The Bar-Boljare motorway has an estimated cost of US$23.8 million per kilometre, according to a report by the Financial Times. Photo: AFP

According to an earlier report by the Financial Times, the Bar-Boljare motorway is one of the most expensive roads in the world at an estimated cost of US$23.8 million per kilometre.

Beijing has long been accused of engaging in so-called debt trap diplomacy, and the statement by the embassy in Montenegro echoed its official defence that the loan came with neither “geopolitical motives nor political strings”.

Montenegro’s financial problems come as no surprise to Matej Simalcik, executive director of the Central European Institute of Asian Studies.


“The country was repeatedly warned that the highway ‎project was not feasible, but nevertheless it decided to accept Chinese finance for it as a sort of ‘plan B’ ‎after Western creditors refused to finance it,” he said.

China pins hopes on Balkans as gateway to Europe but faces growing scepticism

Jonathan Hillman, director of the Reconnecting Asia Project at the CSIS think tank in Washington, said the highway pointed to the “moral hazard” of the belt and road plan.


“One of the most difficult things is to prevent projects that shouldn’t actually be projects from happening,” he said.

“If someone wants to pay for it, the political incentives are so aligned to allow things to proceed.
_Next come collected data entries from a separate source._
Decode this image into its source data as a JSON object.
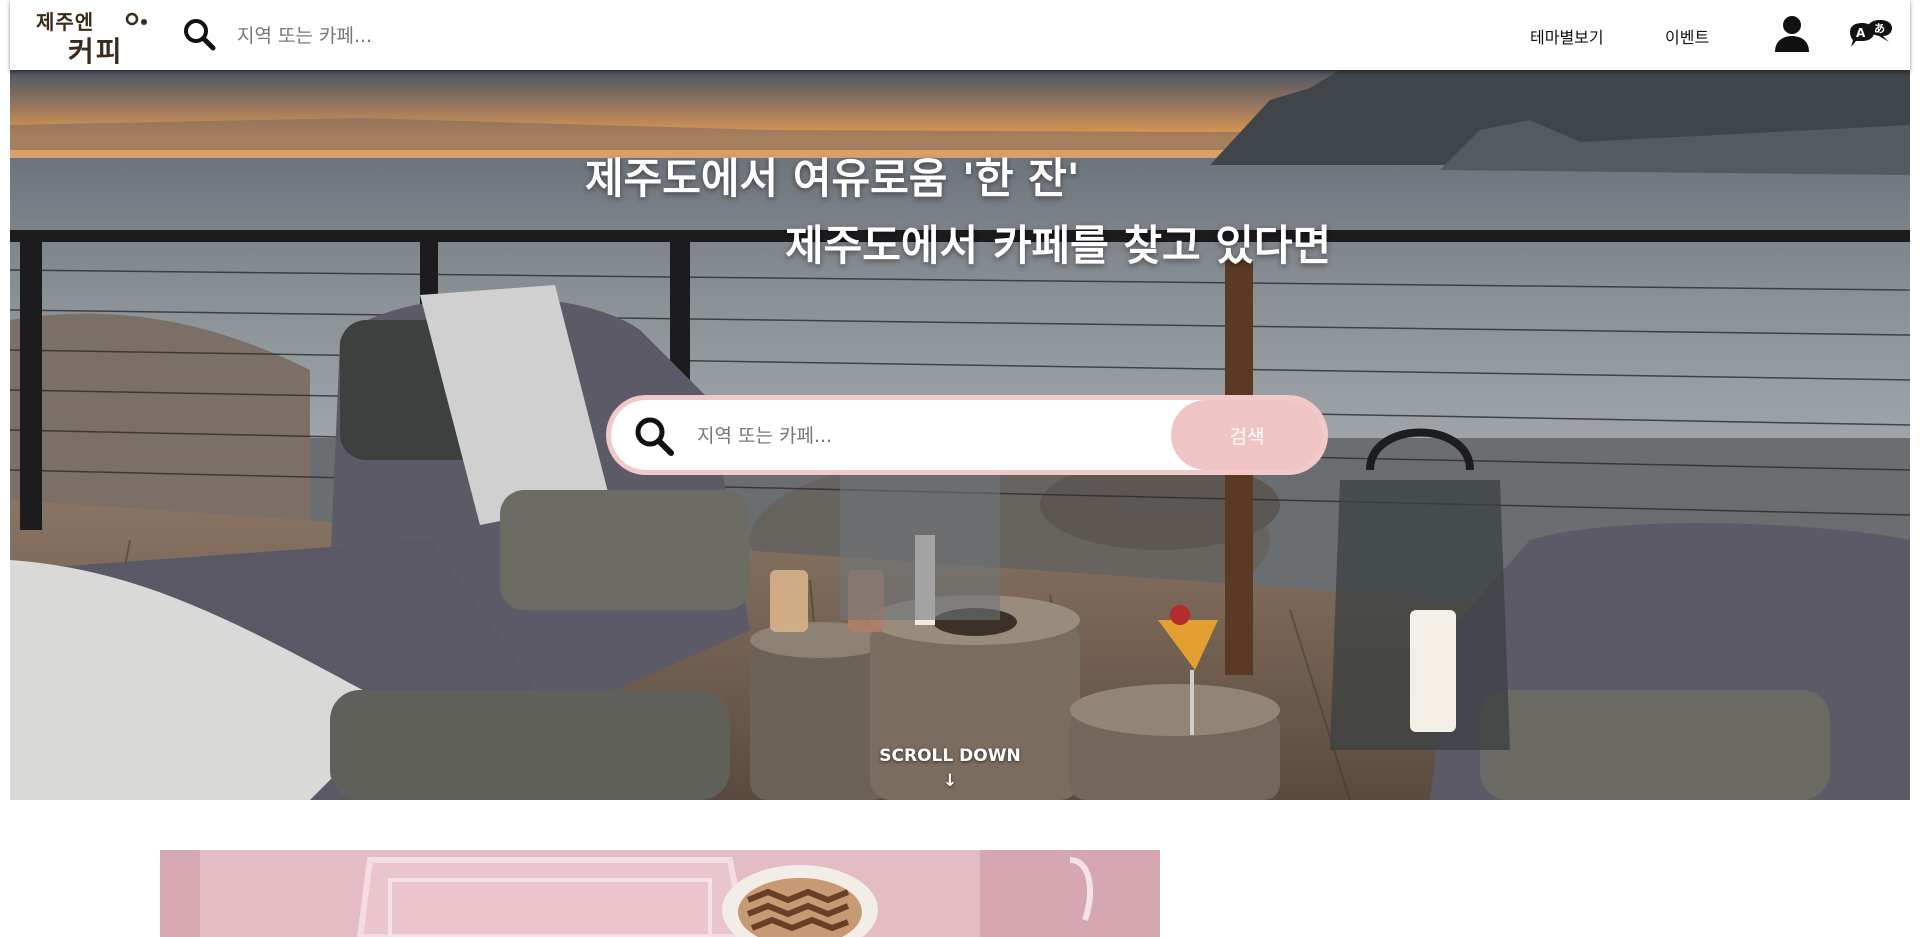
{
  "header": {
    "logo": {
      "line1": "제주엔",
      "line2": "커피"
    },
    "search": {
      "placeholder": "지역 또는 카페...",
      "value": ""
    },
    "nav": {
      "theme_label": "테마별보기",
      "event_label": "이벤트"
    },
    "icons": {
      "search": "search-icon",
      "user": "user-icon",
      "language": "language-icon"
    }
  },
  "hero": {
    "title_line1": "제주도에서 여유로움 '한 잔'",
    "title_line2": "제주도에서 카페를 찾고 있다면",
    "search": {
      "placeholder": "지역 또는 카페...",
      "value": "",
      "button_label": "검색"
    },
    "scroll_label": "SCROLL DOWN",
    "scroll_arrow": "↓"
  },
  "colors": {
    "accent_pink": "#efc4c4",
    "search_ring": "#f1c9c9",
    "text_dark": "#111111",
    "hero_text": "#ffffff"
  }
}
So in Montenegro’s case we’re talking about a project that had two feasibility studies that suggest that it wasn’t going to be viable, done by a previous political leadership,” he said.

Feasibility studies conducted in 2006 and 2012 concluded that the project lacked economic viability and both the European Bank for Reconstruction and Development and the European Investment Bank expressed no interest in funding it.


Nonetheless, Simalcik said the EU had been left in a “sort of lose-lose situation” as it sought to curb Chinese influence in the Western Balkans while promoting responsible fiscal behaviour among prospective members.

“Either it bails out Montenegro and saves the situation despite repeated past warnings that the project is not ‎sustainable, or it will let Montenegro deal with the problem on its own and will have to face a situation ‎in which a bankrupt state is located on its borders.”